Oh-So Comfortable!
The finished product!
I’ve been sewing for myself a lot this spring, which has been both fun and energizing. One of the things I love when I’m in a phase like this is that the more I sew, the more I want to be sewing. Certainly it is nice to have new clothes, but it’s like a faucet has been turned on and the ideas just keep coming. I want to share with you how my process has been unfolding with one of my skirt projects.
This particular project started because I wanted to make two different skirts to wear with a French-style jacket that I’ve been working on – a straight skirt out of self-fabric, and a fuller style skirt. So I pulled out an old pattern, Butterick 3589. When I made it years ago, I’d altered the pattern so that it had an extended or Hollywood waist.
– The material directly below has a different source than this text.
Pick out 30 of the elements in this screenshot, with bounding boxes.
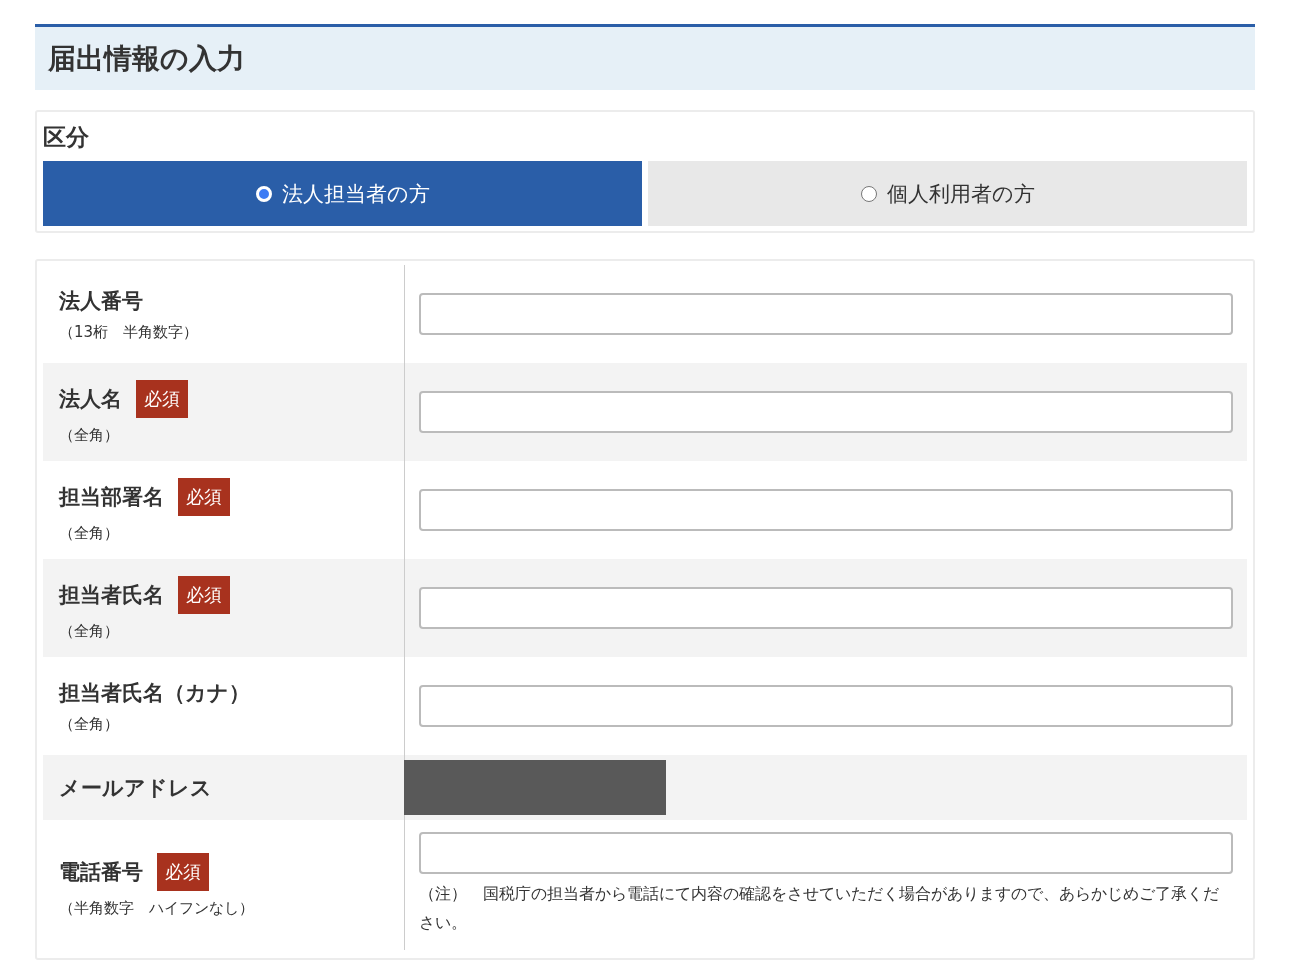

Definitely time to make a clean copy of the pattern!
When it comes to comfort, almost all of us have pet peeves, and mine is having something tight around my waist. With an extended waist, I find that the skirt just floats over the waist. Plus, there’s quite a bit of leeway in the fit with the fluctuation of my stomach being rounder and softer one day compared to another.
Before cutting into the silk satin-faced georgette to go with the French-style jacket, I made a wearable mock-up from an embroidered silk doupioni fabric. The fabric had been pre-washed – perfect for Baltimore’s hot and humid summer weather since the skirt can be laundered, and the pre-washing made the doupioni softened quite a bit.
I feel a sense of freedom when I make a wearable mock-up because I don’t feel like so much is at stake if it doesn’t turn out perfectly. This one is a winner, and I’ve already worn it several times. The waist is oh-so comfortable, and I’m glad I thought to make the waist facing from cotton batiste so there’s no embroidery against my skin. I find that it’s small details like that that really help me to feel at ease.
The inner workings…
I wouldn’t want the skirt any shorter, so I lengthened the pattern, shown above.
When I wear the skirt, I feel both “breezy” and “put together.” The washed doupioni is perfect: there’s enough structure so that the fullness of the skirt doesn’t collapse altogether, yet the skirt isn’t too stiff.
Linen print and silk satin-faced georgette.
This skirt pattern is definitely a keeper. In addition to a companion for my French-style jacket, I already have plans to make the skirt from a linen print.